Così, ad esempio, nel nucleo del diritto divino naturale – cioè quello che, posto direttamente da Dio, è impresso nella coscienza dell’uomo e ha valore universale – si rinvengono i lineamenti essenziali del giusto processo, comprensivi dei suoi elementi integranti. Ciò ne richiede un’attenta traduzione nello Stato vaticano, che arriva fino a toccare i postulati riferibili alla persona del giudice, di cui è imperativo assicurare l’imparzialità e la terzietà. In questo senso, se i membri della magistratura operano ovviamente in nome del Santo Padre, non lo fanno in quanto suoi meri “delegati personali”, bensì in virtù di un ufficio autonomo e con proprie attribuzioni stabilite dal diritto. Ancora: espressamente la vigente normativa prevede che i medesimi magistrati siano soggetti soltanto alla legge, senza che in detta disciplina compaia più alcun riferimento della dipendenza gerarchica degli stessi dal Pontefice. D’altro canto, però, non per questo l’atipica architettura in parola è sottratta a rischi di cedimenti. I magistrati vaticani – per restare nel solco tracciato – non costituiscono d’altronde un ordine a sé stante, venendo nominati dallo stesso Pontefice: il quale è quindi chiamato ad autolimitarsi e a confermare le numerose tutele poste a presidio della loro posizione, a partire dalla stabilità dell’incarico, guardandosi poi dal vulnerarne la libertà di giudicare tramite interventi che possano condizionarli.

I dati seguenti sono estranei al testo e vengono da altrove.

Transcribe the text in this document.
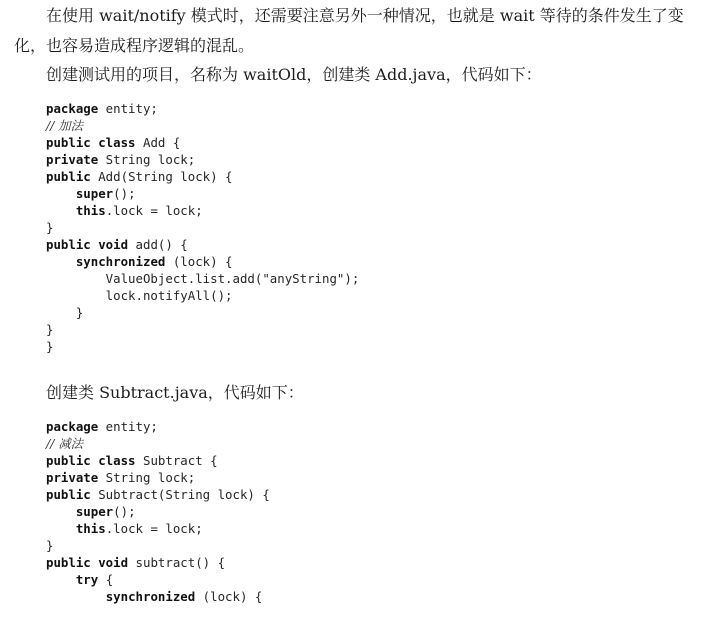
在使用 wait/notify 模式时，还需要注意另外一种情况，也就是 wait 等待的条件发生了变
化，也容易造成程序逻辑的混乱。
创建测试用的项目，名称为 waitOld，创建类 Add.java，代码如下：
package entity;
// 加法
public class Add {
private String lock;
public Add(String lock) {
super();
this.lock = lock;
}
public void add() {
synchronized (lock) {
ValueObject.list.add("anyString");
lock.notifyAll();
}
}
}
创建类 Subtract.java，代码如下：
package entity;
// 减法
public class Subtract {
private String lock;
public Subtract(String lock) {
super();
this.lock = lock;
}
public void subtract() {
try {
synchronized (lock) {
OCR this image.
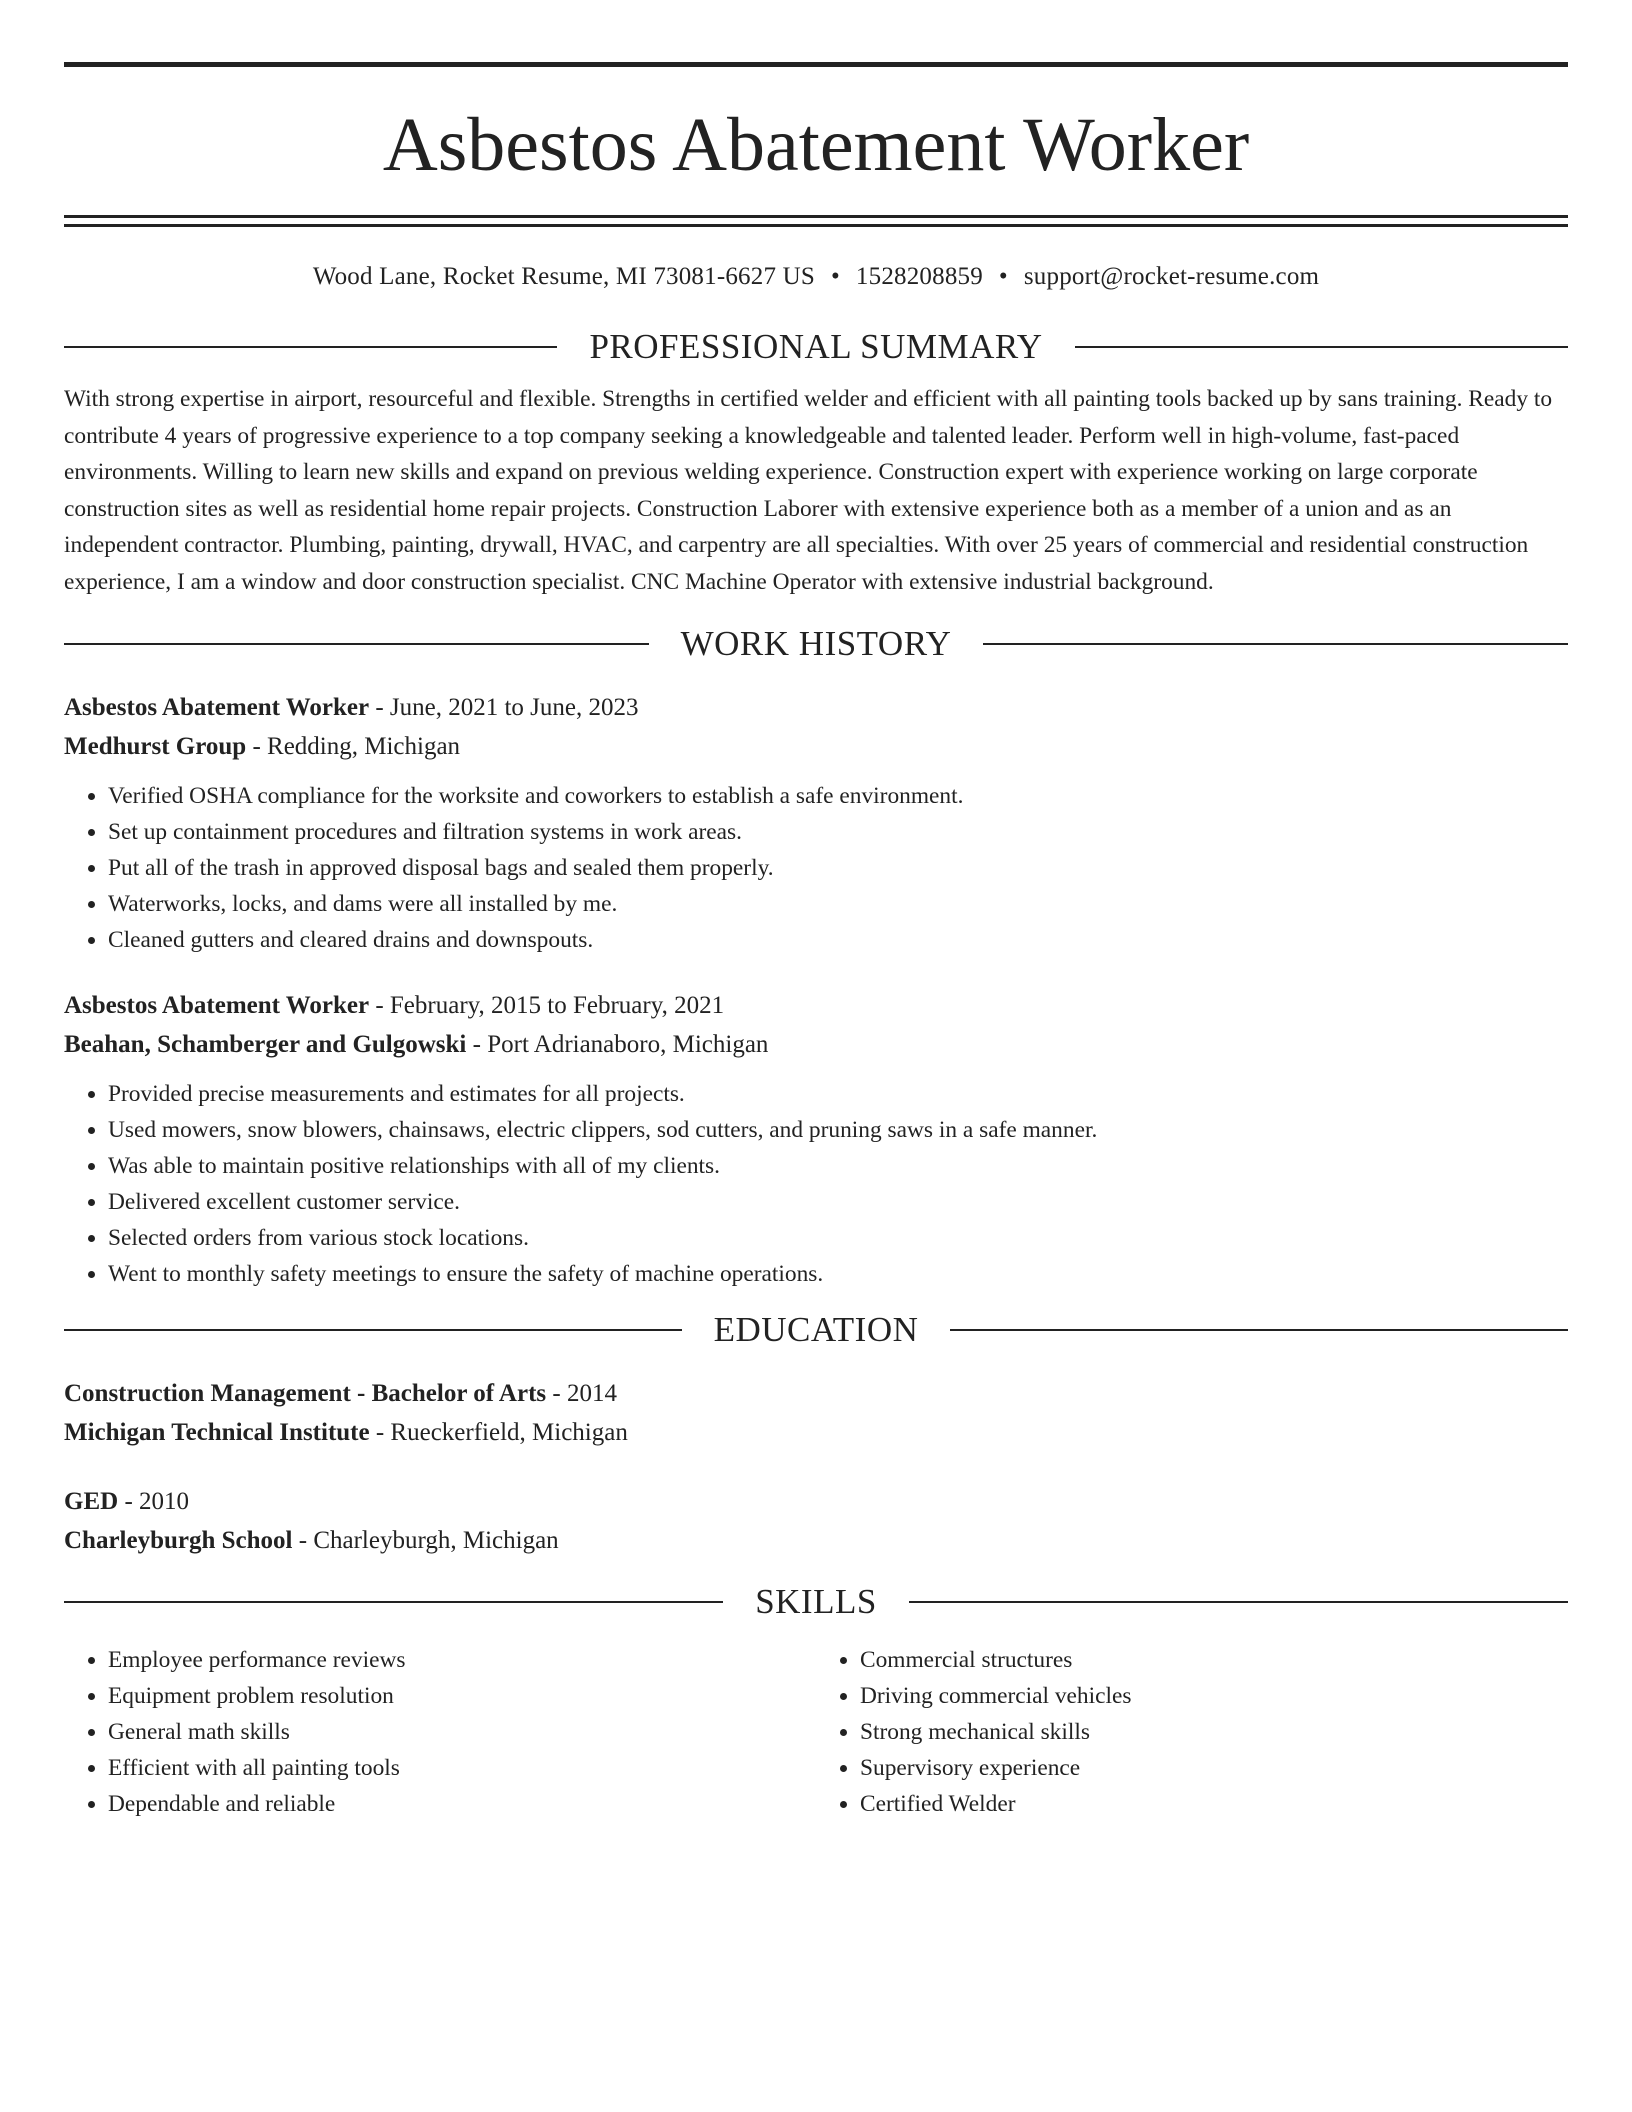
Asbestos Abatement Worker
Wood Lane, Rocket Resume, MI 73081-6627 US • 1528208859 • support@rocket-resume.com
PROFESSIONAL SUMMARY

With strong expertise in airport, resourceful and flexible. Strengths in certified welder and efficient with all painting tools backed up by sans training. Ready to contribute 4 years of progressive experience to a top company seeking a knowledgeable and talented leader. Perform well in high-volume, fast-paced environments. Willing to learn new skills and expand on previous welding experience. Construction expert with experience working on large corporate construction sites as well as residential home repair projects. Construction Laborer with extensive experience both as a member of a union and as an independent contractor. Plumbing, painting, drywall, HVAC, and carpentry are all specialties. With over 25 years of commercial and residential construction experience, I am a window and door construction specialist. CNC Machine Operator with extensive industrial background.

WORK HISTORY
Asbestos Abatement Worker - June, 2021 to June, 2023
Medhurst Group - Redding, Michigan
• Verified OSHA compliance for the worksite and coworkers to establish a safe environment.
• Set up containment procedures and filtration systems in work areas.
• Put all of the trash in approved disposal bags and sealed them properly.
• Waterworks, locks, and dams were all installed by me.
• Cleaned gutters and cleared drains and downspouts.
Asbestos Abatement Worker - February, 2015 to February, 2021
Beahan, Schamberger and Gulgowski - Port Adrianaboro, Michigan
• Provided precise measurements and estimates for all projects.
• Used mowers, snow blowers, chainsaws, electric clippers, sod cutters, and pruning saws in a safe manner.
• Was able to maintain positive relationships with all of my clients.
• Delivered excellent customer service.
• Selected orders from various stock locations.
• Went to monthly safety meetings to ensure the safety of machine operations.
EDUCATION
Construction Management - Bachelor of Arts - 2014
Michigan Technical Institute - Rueckerfield, Michigan
GED - 2010
Charleyburgh School - Charleyburgh, Michigan
SKILLS
• Employee performance reviews
• Equipment problem resolution
• General math skills
• Efficient with all painting tools
• Dependable and reliable
• Commercial structures
• Driving commercial vehicles
• Strong mechanical skills
• Supervisory experience
• Certified Welder
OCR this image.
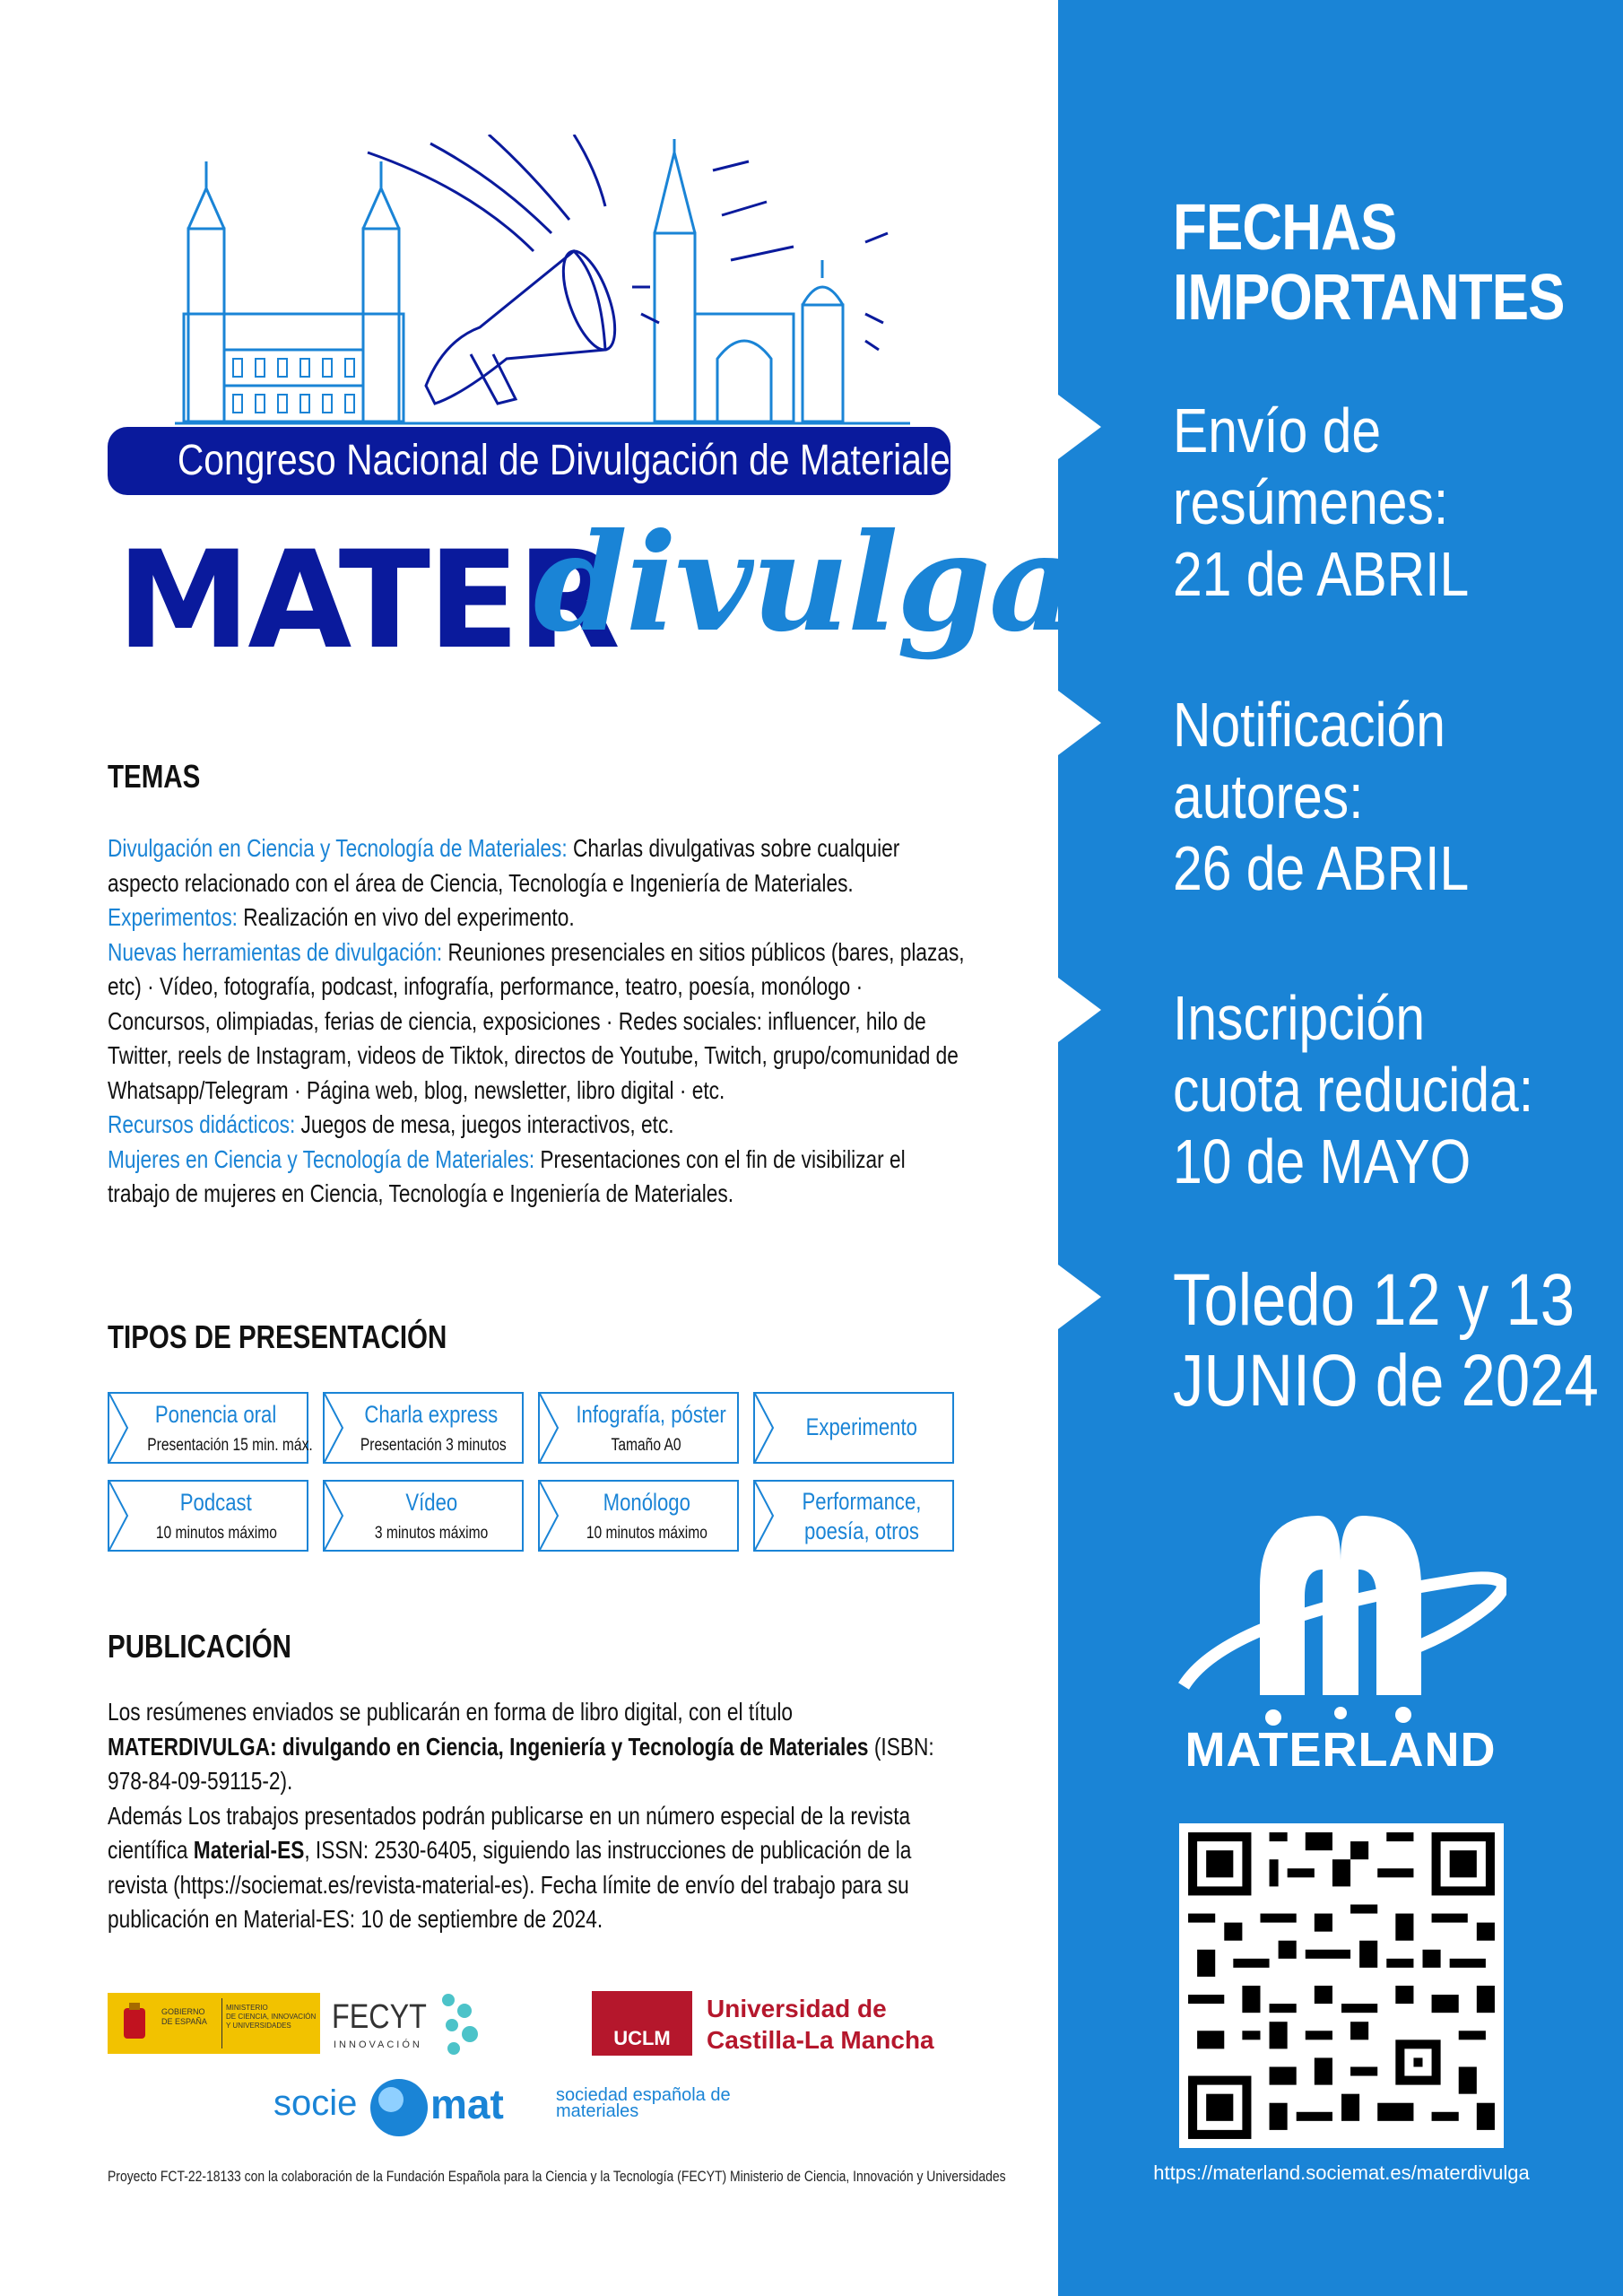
FECHAS
IMPORTANTES
Envío de
resúmenes:
21 de ABRIL
Notificación
autores:
26 de ABRIL
Inscripción
cuota reducida:
10 de MAYO
Toledo 12 y 13
JUNIO de 2024
MATERLAND
https://materland.sociemat.es/materdivulga
Congreso Nacional de Divulgación de Materiales
MATER
divulga
TEMAS
Divulgación en Ciencia y Tecnología de Materiales: Charlas divulgativas sobre cualquier aspecto relacionado con el área de Ciencia, Tecnología e Ingeniería de Materiales.
Experimentos: Realización en vivo del experimento.
Nuevas herramientas de divulgación: Reuniones presenciales en sitios públicos (bares, plazas, etc) · Vídeo, fotografía, podcast, infografía, performance, teatro, poesía, monólogo · Concursos, olimpiadas, ferias de ciencia, exposiciones · Redes sociales: influencer, hilo de Twitter, reels de Instagram, videos de Tiktok, directos de Youtube, Twitch, grupo/comunidad de Whatsapp/Telegram · Página web, blog, newsletter, libro digital · etc.
Recursos didácticos: Juegos de mesa, juegos interactivos, etc.
Mujeres en Ciencia y Tecnología de Materiales: Presentaciones con el fin de visibilizar el trabajo de mujeres en Ciencia, Tecnología e Ingeniería de Materiales.
TIPOS DE PRESENTACIÓN
Ponencia oral
Presentación 15 min. máx.
Charla express
Presentación 3 minutos
Infografía, póster
Tamaño A0
Experimento
Podcast
10 minutos máximo
Vídeo
3 minutos máximo
Monólogo
10 minutos máximo
Performance, poesía, otros
PUBLICACIÓN
Los resúmenes enviados se publicarán en forma de libro digital, con el título MATERDIVULGA: divulgando en Ciencia, Ingeniería y Tecnología de Materiales (ISBN: 978-84-09-59115-2).
Además Los trabajos presentados podrán publicarse en un número especial de la revista científica Material-ES, ISSN: 2530-6405, siguiendo las instrucciones de publicación de la revista (https://sociemat.es/revista-material-es). Fecha límite de envío del trabajo para su publicación en Material-ES: 10 de septiembre de 2024.
GOBIERNO
DE ESPAÑA
MINISTERIO
DE CIENCIA, INNOVACIÓN
Y UNIVERSIDADES	FECYT
INNOVACIÓN	UCLM
Universidad de
Castilla-La Mancha
socie mat	sociedad española de
materiales
Proyecto FCT-22-18133 con la colaboración de la Fundación Española para la Ciencia y la Tecnología (FECYT) Ministerio de Ciencia, Innovación y Universidades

Negli ultimi anni, purtroppo, non sono mancate riforme discutibili che hanno pregiudicato la “tenuta” della magistratura vaticana. Si pensi alla figura del promotore di giustizia, cui è affidata la funzione di pubblico ministero: se fino al 2021 vi era un promotore di giustizia autonomo per ogni grado di giudizio, a partire da tale data il relativo ufficio esercita le proprie funzioni nei tre gradi, con il rischio che l’intero impianto accusatorio si appiattisca sulla tesi sostenuta in prima istanza. O, in modo ancora più evidente, si considerino gli ingiustificati cambiamenti apportati nel 2023 all’assetto della Corte di Cassazione, le modifiche alla cui composizione sono state altresì accompagnate dalla previsione della decadenza dei componenti designati secondo le disposizioni previgenti, impattando sui procedimenti in corso, con buona pace del principio di precostituzione del giudice.
Un esempio palmare, stavolta non “strutturale” ma tanto macroscopico nella lesione del principio di legalità da non poter essere ignorato, lo abbiamo avuto poi con quei rescritti che, nel biennio 2019-2020, sono stati concessi in via riservata al suddetto promotore di giustizia, attribuendogli poteri fino ad allora sconosciuti nell’ambito della vicenda più famigerata che abbia interessato la giustizia vaticana, di cui ci siamo occupati diffusamente nel volume Il «processo Becciu». Un’analisi critica, recentemente edito da Marietti1820. In definitiva, dunque, se qualsiasi accusa di intrinseca inconciliabilità tra i fondamenti dello Stato della Città del Vaticano e la tutela dei princìpi del giusto processo appare, se aprioristica, pretestuosa, è altrettanto vero che spetta al sovrano cui è affidata la pienezza della potestà di governo farsi solertemente carico della responsabilità che nessuna ombra possa essere gettata sull’operato della giustizia vaticana. È, anche questa, una sfida importante con cui il “nuovo corso” appena inaugurato da Papa Leone XIV non potrà fare a meno di confrontarsi.